Posted: Mon Mar 04, 2013 2:20 pm
by abrist
Try running the command again from the cli as the user "nagios". If you get a permission denied, you may need to set up sudoers for the user nagios and the aacraid binary. You may also have to suid the aacraid bin as well. But first step is to try running the check as nagios instead of root (as most admins setting up nagios work as root or a user with wheel).
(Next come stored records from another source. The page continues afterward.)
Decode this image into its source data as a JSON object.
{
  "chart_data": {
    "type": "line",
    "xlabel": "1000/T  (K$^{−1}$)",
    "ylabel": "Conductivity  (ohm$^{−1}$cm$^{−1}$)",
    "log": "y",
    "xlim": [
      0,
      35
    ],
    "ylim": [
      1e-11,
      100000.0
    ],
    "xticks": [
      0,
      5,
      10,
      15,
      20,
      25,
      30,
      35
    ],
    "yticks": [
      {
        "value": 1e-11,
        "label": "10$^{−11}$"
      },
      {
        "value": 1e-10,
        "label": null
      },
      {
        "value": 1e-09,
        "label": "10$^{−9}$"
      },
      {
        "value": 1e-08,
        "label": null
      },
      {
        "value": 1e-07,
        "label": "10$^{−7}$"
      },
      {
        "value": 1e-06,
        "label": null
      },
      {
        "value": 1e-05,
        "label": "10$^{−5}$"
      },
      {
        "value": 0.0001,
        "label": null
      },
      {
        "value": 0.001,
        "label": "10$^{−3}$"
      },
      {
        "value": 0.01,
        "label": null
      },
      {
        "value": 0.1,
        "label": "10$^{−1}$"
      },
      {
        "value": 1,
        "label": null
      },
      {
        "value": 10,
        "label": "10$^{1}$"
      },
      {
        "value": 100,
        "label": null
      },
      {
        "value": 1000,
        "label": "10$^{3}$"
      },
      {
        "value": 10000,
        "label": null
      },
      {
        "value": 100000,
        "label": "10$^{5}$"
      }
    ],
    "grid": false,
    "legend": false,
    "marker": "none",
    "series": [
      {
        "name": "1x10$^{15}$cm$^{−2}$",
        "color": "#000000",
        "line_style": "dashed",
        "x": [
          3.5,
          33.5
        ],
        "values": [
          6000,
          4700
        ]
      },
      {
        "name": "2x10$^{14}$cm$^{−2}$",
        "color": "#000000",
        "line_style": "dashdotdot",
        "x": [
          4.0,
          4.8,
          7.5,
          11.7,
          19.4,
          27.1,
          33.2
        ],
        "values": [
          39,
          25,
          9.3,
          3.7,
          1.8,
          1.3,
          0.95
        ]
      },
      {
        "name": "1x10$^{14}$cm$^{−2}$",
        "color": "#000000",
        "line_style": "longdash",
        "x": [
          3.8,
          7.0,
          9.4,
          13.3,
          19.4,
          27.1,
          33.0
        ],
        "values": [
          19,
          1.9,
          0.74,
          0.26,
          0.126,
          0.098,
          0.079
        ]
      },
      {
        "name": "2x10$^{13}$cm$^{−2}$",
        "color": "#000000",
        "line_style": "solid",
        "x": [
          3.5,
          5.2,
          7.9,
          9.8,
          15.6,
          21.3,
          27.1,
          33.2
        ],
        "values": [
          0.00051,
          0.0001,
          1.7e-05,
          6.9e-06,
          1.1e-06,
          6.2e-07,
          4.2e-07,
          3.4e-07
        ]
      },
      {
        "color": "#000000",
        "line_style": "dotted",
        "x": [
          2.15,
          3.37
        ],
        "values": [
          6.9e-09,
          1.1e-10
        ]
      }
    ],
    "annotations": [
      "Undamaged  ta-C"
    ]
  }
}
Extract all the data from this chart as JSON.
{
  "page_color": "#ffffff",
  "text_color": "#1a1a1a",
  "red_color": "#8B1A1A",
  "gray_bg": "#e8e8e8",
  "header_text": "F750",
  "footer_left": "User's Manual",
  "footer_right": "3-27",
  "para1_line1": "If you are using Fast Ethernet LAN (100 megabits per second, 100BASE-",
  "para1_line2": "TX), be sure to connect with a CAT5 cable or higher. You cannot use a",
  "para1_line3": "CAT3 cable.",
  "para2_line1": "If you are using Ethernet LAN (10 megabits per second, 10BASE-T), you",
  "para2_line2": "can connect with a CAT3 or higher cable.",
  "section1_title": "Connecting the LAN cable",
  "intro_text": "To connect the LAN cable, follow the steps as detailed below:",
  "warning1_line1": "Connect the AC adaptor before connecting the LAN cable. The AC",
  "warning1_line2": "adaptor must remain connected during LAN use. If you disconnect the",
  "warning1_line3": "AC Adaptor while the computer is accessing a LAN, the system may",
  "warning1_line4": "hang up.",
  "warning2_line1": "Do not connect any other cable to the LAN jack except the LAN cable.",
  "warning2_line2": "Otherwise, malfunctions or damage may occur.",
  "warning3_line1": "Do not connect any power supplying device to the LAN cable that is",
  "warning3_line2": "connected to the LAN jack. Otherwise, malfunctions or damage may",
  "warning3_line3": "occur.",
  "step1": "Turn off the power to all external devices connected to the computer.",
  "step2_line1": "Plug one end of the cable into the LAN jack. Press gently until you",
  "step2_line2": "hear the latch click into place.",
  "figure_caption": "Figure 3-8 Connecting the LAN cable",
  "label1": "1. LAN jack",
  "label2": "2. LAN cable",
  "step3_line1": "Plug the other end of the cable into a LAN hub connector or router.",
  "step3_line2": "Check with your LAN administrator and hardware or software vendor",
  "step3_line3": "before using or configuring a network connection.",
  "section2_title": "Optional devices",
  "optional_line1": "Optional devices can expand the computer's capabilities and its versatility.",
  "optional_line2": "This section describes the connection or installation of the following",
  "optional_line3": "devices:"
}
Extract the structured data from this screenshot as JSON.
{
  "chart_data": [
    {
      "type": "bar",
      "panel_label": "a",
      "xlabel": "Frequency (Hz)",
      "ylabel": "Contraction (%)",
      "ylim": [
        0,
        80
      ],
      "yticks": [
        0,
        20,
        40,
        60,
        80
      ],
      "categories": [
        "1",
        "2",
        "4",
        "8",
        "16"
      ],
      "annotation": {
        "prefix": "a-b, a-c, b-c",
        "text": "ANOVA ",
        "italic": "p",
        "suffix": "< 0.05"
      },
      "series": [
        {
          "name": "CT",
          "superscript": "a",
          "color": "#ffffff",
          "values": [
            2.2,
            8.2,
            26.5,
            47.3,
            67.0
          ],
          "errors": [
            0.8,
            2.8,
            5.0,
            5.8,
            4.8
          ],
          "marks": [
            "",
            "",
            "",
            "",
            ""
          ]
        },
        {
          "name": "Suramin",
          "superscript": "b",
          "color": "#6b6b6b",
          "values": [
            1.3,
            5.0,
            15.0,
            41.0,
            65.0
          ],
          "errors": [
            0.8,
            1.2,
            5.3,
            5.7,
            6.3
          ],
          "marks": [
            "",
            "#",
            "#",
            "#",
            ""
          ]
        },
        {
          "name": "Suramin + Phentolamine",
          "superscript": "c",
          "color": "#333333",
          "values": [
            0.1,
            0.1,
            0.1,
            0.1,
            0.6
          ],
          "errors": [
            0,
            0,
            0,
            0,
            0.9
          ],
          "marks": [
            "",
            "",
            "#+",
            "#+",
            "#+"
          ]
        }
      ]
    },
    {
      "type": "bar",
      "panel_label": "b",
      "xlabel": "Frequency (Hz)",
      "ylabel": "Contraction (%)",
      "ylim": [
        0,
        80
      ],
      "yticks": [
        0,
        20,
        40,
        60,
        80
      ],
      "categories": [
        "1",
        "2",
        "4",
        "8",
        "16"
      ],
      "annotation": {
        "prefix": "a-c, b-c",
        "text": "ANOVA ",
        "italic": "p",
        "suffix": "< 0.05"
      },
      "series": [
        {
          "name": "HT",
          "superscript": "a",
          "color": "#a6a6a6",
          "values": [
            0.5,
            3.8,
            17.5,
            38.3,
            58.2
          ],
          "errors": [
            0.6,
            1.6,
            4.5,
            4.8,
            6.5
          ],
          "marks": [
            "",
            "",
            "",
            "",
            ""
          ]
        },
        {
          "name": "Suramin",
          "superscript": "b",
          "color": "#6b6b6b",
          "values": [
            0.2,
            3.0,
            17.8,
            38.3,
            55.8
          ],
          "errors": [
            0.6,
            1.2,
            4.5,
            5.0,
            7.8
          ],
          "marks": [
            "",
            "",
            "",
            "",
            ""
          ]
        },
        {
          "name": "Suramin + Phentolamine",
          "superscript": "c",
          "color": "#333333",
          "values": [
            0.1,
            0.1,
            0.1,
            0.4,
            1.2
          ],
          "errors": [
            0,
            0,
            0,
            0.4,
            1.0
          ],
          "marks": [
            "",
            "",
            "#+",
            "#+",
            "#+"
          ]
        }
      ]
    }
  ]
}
Re: Trouble adding check-aacraid.py to Nagios

Posted: Mon Mar 04, 2013 3:16 pm
by Grizzly
Ran the command as nagios with no problem, then did

Code: Select all

chmod u+s /usr/local/sbin/check-aacraid.py
chmod u+s /usr/StorMan/arcconf
as root, I think one of those is what you meant by "suid the aacraid bin". Sorry if it's not I've only been using Linux for a couple of months so I don't know all of the terminology yet. I'm still getting the same status information in Nagios after these steps.

Re: Trouble adding check-aacraid.py to Nagios

Posted: Mon Mar 04, 2013 3:21 pm
by abrist
What is your service definition for the aacraid check? What is your command definition for the same check?

Re: Trouble adding check-aacraid.py to Nagios

Posted: Mon Mar 04, 2013 3:29 pm
by Grizzly
Command definition is:

Code: Select all

define command { 
command_name check_aacraid 
command_line $USER1$/check_nrpe -H $HOSTADDRESS$ -c check_aacraid 
} 
Service definition for that command is:

Code: Select all

define service { 
use generic-service
name aacraid-service 
service_description aacraid 
check_command check_aacraid 
register 0 
notification_interval 3600 
} 
And a second service that needed to be defined is:

Code: Select all

define service { 
use aacraid-service 
host_name localhost
contact_groups admins
} 

Re: Trouble adding check-aacraid.py to Nagios

Posted: Mon Mar 04, 2013 3:36 pm
by abrist
This is local check to the core box, correct?
If so, then you do not need to use nrpe for the check, and you can just setup a command for the python file itself.

If you do wish to use nrpe, you will have to configure the command in your nrpe.cfg file as well.